Articulated skeletons look awesome, and I definitely want to do one. For universities, though, unarticulated is better. They will be put in boxes, ans the seperate elements can be looked at for studies. For example, right now I am doing an independent study with the same professor. The study is on hawk skulls (to put it really simply). To get our data, we used a special website that lists the collections of every university and museum. We were able to email each university, and ask to borrow the skulls to photograph them.
I would like to do an articulated specimen eventually. My goal is to get a horse, but most people don't want to donate thier dead pet horse to be disembowled and fed to bugs. :)
 
hi, this stuff is great. I was wondering if you done any work preserving the skeletons you've cleaned in plastic resin. the results are great and the cost is low; the most expensive part is silicone for moldmaking. with your resources, it could be a nice side business. I do a lot of moldmaking and resin-pouring and it is a fairly simple process.

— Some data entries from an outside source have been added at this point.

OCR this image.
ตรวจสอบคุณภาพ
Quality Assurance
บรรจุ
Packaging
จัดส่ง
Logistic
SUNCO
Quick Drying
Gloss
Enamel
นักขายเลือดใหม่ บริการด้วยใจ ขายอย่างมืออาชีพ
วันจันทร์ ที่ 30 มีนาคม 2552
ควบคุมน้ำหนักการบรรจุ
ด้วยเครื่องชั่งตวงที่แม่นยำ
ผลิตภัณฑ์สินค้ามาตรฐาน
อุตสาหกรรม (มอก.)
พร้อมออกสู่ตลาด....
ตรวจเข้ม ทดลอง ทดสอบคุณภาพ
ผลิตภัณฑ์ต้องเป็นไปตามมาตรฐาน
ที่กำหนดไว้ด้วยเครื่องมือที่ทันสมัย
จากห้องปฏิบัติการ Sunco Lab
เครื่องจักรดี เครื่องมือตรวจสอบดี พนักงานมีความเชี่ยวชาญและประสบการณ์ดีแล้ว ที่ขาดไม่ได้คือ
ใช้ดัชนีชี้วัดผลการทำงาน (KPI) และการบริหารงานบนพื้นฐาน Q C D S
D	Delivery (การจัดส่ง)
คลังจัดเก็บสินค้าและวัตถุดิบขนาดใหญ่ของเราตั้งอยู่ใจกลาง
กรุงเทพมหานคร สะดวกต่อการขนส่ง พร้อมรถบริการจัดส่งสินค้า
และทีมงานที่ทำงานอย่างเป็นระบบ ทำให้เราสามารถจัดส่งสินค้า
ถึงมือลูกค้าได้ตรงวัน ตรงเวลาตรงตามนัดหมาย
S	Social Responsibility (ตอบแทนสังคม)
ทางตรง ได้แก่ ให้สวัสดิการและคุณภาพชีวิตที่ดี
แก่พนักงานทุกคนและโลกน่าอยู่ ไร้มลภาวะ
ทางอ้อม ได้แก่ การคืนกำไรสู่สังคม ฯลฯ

thanks for sharing your awesome "hobby"

No, we don't use any silicone coating. For people who are using the bones as decoration, coating is a great idea. For a university, we don't want any kind of coating that could hide features of the bone, chemically change the surface, or anything else like that.
 
I hope to get more donations! A lot of universities who run these (usually they are larger, but we are just starting up) work with local zoos and aquaria to get really rare and unique specimens. My one Prof was telling me about a time when he was in grad school (at a different university) when a nearby zoo had an elephant die. They asked if the U wanted it, and they accepted, of course. They had no place to put it, so they had a crane lift it onto the roof, and let it rot away to get the skeleton. He said there were stalactites of fat dripping down the sides of the building, and you had to hold your breath when you walked near the building or on the roof.
I've actually been asking around on here for specimens too. I'm always looking for large fish, reptiles, etc.

Whoa.........wait..........hold the phone!! :eek3:
There was a dead rotting elephant on the roof of a building? Completely gross but so interesting....
Could you imagine flying by in an airplane or helicopter and seeing a dead elephant on a rooftop? :22_yikes: Weeeeeeeeird.